Les requêtes de rectification ont été déposées le 3 septembre, peu après l’expiration du délai de 45 jours accordé aux parties pour soumettre leurs demandes. Le CIRDI, rattaché à la Banque mondiale, a prononcé sa décision le 15 juillet dernier, marquant une étape cruciale dans ce litige international.
La procédure de rectification permet aux parties de solliciter des ajustements de la sentence si des erreurs matérielles ou de calcul sont identifiées. Elle permet également de demander une décision supplémentaire pour aborder des questions qui auraient pu être omises dans le verdict initial. Bien que les sentences du CIRDI soient généralement définitives et contraignantes, la Convention CIRDI prévoit ces recours post-sentence pour assurer la précision et l’exhaustivité des décisions arbitrales.
Le conflit entre le Maroc et Corral, qui a émergé suite à des différends liés à l’expropriation et à la gestion de la Samir, est désormais en phase de révision. Les demandes de rectification visent à corriger des éléments spécifiques du jugement ou à clarifier des aspects du différend qui n’auraient pas été pleinement abordés. Cette démarche est un aspect fondamental du système d’arbitrage international, permettant de garantir que les décisions reflètent fidèlement les faits et les arguments présentés.

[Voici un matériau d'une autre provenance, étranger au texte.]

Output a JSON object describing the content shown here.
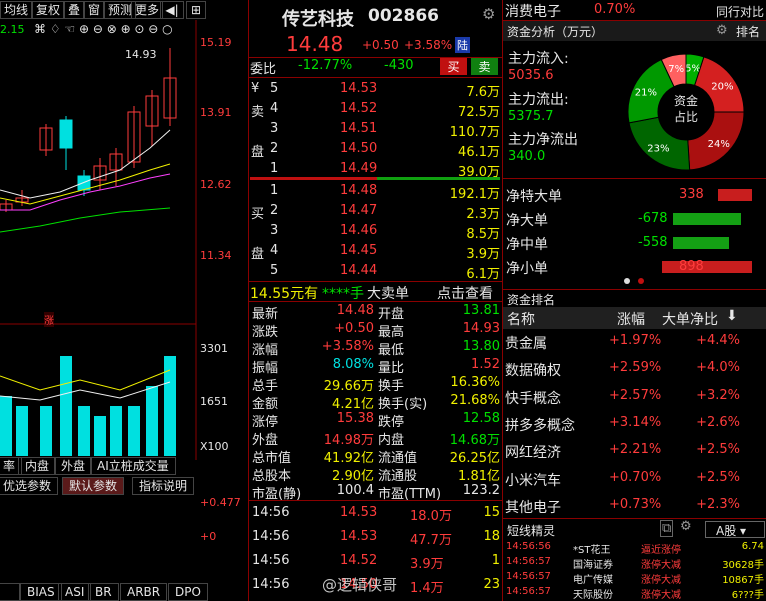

L’issue de ces recours pourrait influencer les relations entre l’État marocain et les investisseurs étrangers, ainsi que la perception de la justice internationale en matière d’arbitrage. Les développements futurs dans ce dossier seront suivis de près, notamment en ce qui concerne l’impact potentiel sur les politiques d’investissement et la confiance dans les mécanismes de règlement des différends internationaux.